I know we’ve had this converstion before but did people at the time really view Gilda the way we do today?
I mean the Hall was a very family friendly, classy place and how many parents complained when they went to see stuff in the nabes like Blondie and puppet shows and Gilda with their tykes?
People must have found Hayworth so sensational that the thick atmosphere of moral licentiousness that drips from every scene must have been completely difused by Hayworths star wattage which has no equal today.

VincentParisi
VincentParisi commented about Loew's Capitol Theatre on Jun 27, 2005 at 7:44 am

For those who saw 2001 at the Capitol. Were the audiences really different from the normal roadshow audience? Or was it a raodshow epic audience? Were they really hippie types who bought their tickets righ before the film like a regular movie and did pot smoke really hover near the screen?

VincentParisi
VincentParisi commented about Criterion Theatre on Jun 27, 2005 at 7:34 am

Alien was the last movie I saw at the Criterion. I went because I had just seen Funny Girl at the Music Hall and was feeling very nostalgic. Superman was the last movie I saw at the Criterion that I liked. I had first seen it in the suburbs. Oh why couldn’t it have opened at the Criterion instead of the Astor Plaza? And two years before why couldn’t Star Wars open there instead of the Astor Plaza?
If only people had realized it was a far greater movie theater than the Ziegfeld.
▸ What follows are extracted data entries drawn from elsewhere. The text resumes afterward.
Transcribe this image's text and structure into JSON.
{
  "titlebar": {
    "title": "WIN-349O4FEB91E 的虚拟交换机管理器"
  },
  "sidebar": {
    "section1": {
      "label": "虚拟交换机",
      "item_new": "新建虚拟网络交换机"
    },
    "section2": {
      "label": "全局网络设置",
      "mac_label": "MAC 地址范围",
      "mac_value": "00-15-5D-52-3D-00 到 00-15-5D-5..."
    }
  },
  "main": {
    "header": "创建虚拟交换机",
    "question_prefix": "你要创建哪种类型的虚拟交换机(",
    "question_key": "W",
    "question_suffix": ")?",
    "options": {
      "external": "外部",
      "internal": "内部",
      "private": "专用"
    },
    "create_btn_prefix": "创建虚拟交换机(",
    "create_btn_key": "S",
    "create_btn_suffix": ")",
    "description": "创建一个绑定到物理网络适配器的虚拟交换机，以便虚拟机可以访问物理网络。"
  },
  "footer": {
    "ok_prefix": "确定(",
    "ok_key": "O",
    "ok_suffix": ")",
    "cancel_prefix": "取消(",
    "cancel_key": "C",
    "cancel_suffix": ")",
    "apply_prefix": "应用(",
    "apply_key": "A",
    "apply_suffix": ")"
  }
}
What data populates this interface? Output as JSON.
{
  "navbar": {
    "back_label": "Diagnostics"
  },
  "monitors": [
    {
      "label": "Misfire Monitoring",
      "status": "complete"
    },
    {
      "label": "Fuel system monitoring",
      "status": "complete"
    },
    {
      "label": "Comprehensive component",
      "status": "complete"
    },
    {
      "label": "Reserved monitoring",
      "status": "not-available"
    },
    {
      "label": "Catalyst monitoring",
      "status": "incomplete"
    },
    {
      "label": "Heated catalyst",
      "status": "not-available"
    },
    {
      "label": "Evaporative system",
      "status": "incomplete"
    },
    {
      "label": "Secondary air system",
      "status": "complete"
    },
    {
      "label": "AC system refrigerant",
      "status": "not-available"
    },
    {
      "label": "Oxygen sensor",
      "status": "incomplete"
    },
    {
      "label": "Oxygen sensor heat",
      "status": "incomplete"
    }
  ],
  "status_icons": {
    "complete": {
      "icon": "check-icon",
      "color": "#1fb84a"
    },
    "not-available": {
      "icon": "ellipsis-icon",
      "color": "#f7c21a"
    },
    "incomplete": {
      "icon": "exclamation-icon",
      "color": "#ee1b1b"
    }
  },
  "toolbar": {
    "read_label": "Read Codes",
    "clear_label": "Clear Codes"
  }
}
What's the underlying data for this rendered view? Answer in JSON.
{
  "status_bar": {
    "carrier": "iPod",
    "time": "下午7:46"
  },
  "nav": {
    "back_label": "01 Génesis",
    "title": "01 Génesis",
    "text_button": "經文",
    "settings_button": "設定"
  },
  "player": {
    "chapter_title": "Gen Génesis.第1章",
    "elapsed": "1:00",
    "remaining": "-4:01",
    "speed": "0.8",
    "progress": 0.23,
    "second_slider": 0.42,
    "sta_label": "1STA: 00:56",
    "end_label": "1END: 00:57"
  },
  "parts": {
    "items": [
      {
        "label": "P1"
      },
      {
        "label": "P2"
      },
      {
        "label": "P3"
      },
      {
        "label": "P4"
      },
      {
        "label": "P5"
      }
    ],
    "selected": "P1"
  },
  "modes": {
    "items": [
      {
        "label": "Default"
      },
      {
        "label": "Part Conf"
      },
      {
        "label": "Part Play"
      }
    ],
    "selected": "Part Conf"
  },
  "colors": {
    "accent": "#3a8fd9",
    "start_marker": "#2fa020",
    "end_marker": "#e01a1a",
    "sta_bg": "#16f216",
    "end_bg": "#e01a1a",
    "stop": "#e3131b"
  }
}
With the Gordon’s Gin sign above it and the Bond store and the Woolworths it was one of New Yorks greatest blocks. In later years I actually heard while walking on the opposite side of the street on a few occasions strangers comment to each other how the block had really deteriorated and they couldn’t believe it. I guess they had seen it for many years before its descent into cheap camera and souvenir stores and the Criterion’s descent into black exploitation.
When the National(ugh)was playing the ‘73 revival of SOM the Criterion was playing Wattstoxx. A block above Loew’s State was playing Lost Horizon.
How did the Criterion which was New Yorks greatest house in the 60'so quickly lose all its luster and turn into a grind house? Even the Rivoli and the Loew’s State had far better bookings into the 70’s.

VincentParisi
VincentParisi commented about Beekman Theatre on Jun 23, 2005 at 3:09 am

Pomeii had Vesuvius.
New York has Disney.

VincentParisi
VincentParisi commented about Beekman Theatre on Jun 22, 2005 at 11:14 am

According to BOB’s post you could see(from what I could make out)on Broadway;
Ethel Merman, Olivia de Havilland, Charles Boyer, Agnes Moorehead, Audrey Hepburn, Julie Harris, Jack Carson, James Barton, Vivienne Segal, Harold Lang, Henry Fonda, John Hodiak, Kim Hunter, Jessica Tandy, Hume Cronyn, Gertrude Lawrence, Robert Preston, Jose Ferrar, John Raitt,and Phil Silvers.
And Singing in the Rain was playing with the Easter show at the Music Hall.
The Beekman will be closing in a New York considerally more culturally impoverished than the one it opened in.
As the people who I worked with at the Music Hall in the 70’s who had been around in the halcyon days of the 40’s said of those dark days it was simply unimaginable.